L’ONU inasprisce le sanzioni per chi fa affari con l’ISIS

(Teleborsa) – La lotta all’ISIS si fa sempre più serrata, arrivando a colpire alche le fonti di finanziamento del Califfato. Secondo il segretario USA al Tesoro, Jacob Lew, infatti, “tagliare il flusso di finanziamento all’ISIS impedisce ai jihadisti di avere il denaro necessario per organizzare attacchi”.
Proprio per questo il Consiglio di Sicurezza dell’ONU ha approvato una risoluzione che rafforza le sanzioni contro chi fa affari con il Califfato, votando all’unanimità un testo elaborato congiuntamente da USA e Russia e co-sponsorizzato anche dall’Italia.

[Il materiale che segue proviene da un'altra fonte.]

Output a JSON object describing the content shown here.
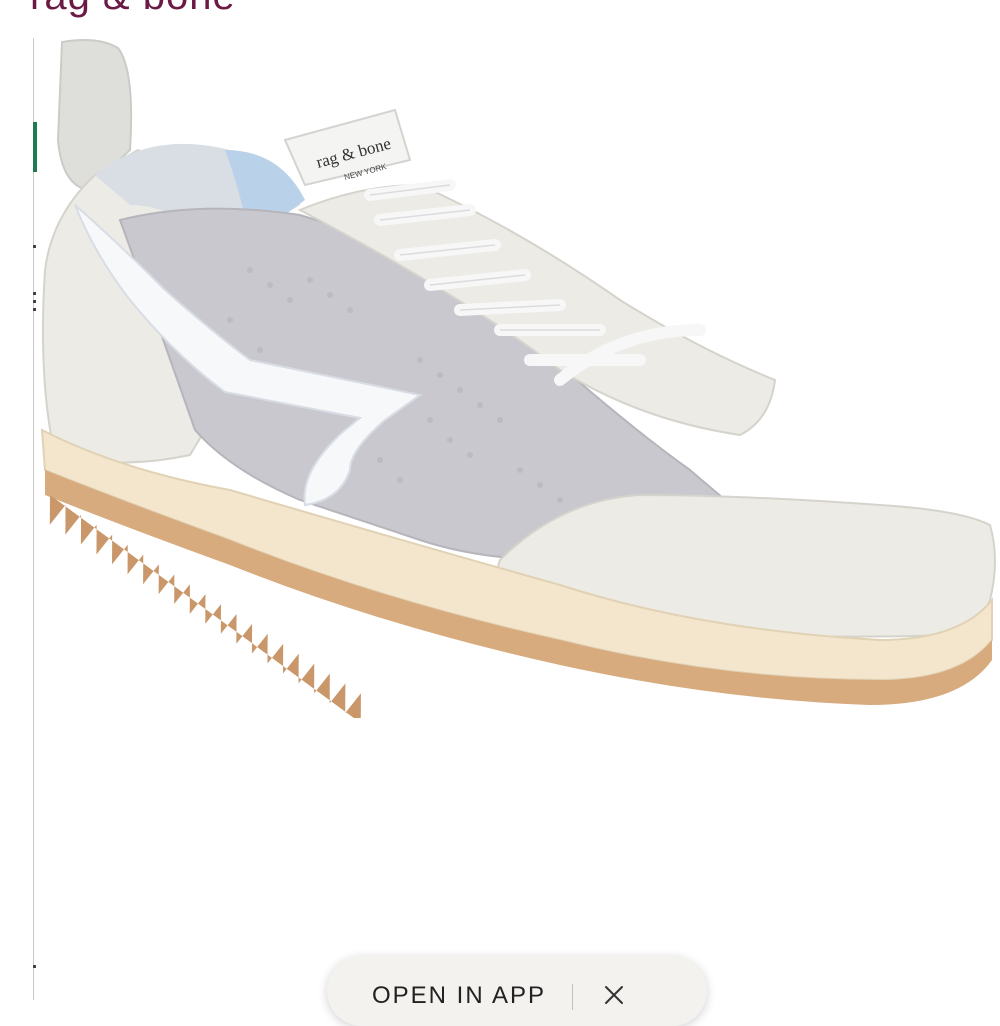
{
  "header": {
    "title": "rag & bone"
  },
  "product_image": {
    "alt": "rag & bone retro runner sneaker in grey mesh and suede",
    "tongue_label_brand": "rag & bone",
    "tongue_label_city": "NEW YORK"
  },
  "banner": {
    "open_in_app_label": "OPEN IN APP",
    "close_icon": "close-icon"
  }
}
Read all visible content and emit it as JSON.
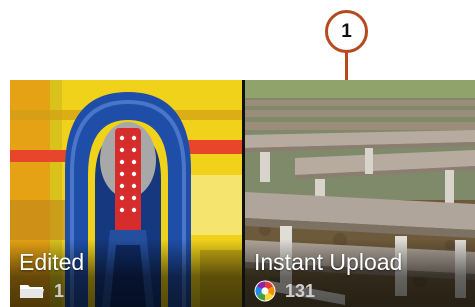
{
  "callout": {
    "number": "1"
  },
  "albums": [
    {
      "title": "Edited",
      "count": "1",
      "icon": "folder-icon"
    },
    {
      "title": "Instant Upload",
      "count": "131",
      "icon": "picasa-icon"
    }
  ]
}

“I terroristi continuano a diversificare le fonti di sostentamento, al punto che l’ISIS oggi ha costruito un impero multimilionario” ha osservato il segretario generale Ban Ki Moon. 

Secondo quanto scritto nella risoluzione “ogni individuo, gruppo, impresa o entità che fornisce sostegno all’ISIS o ad al Qaida è soggetto alle misure restrittive imposte dalle Nazioni Unite, tra cui il congelamento dei beni, il divieto di viaggio e l’embargo sulle armi”. 

Intanto una lettera di minacce contenente dei proiettili è stata inviata al ministro della Giustizia, Andrea Orlando, con scritto: “entreremo a Roma e taglieremo la tua testa”.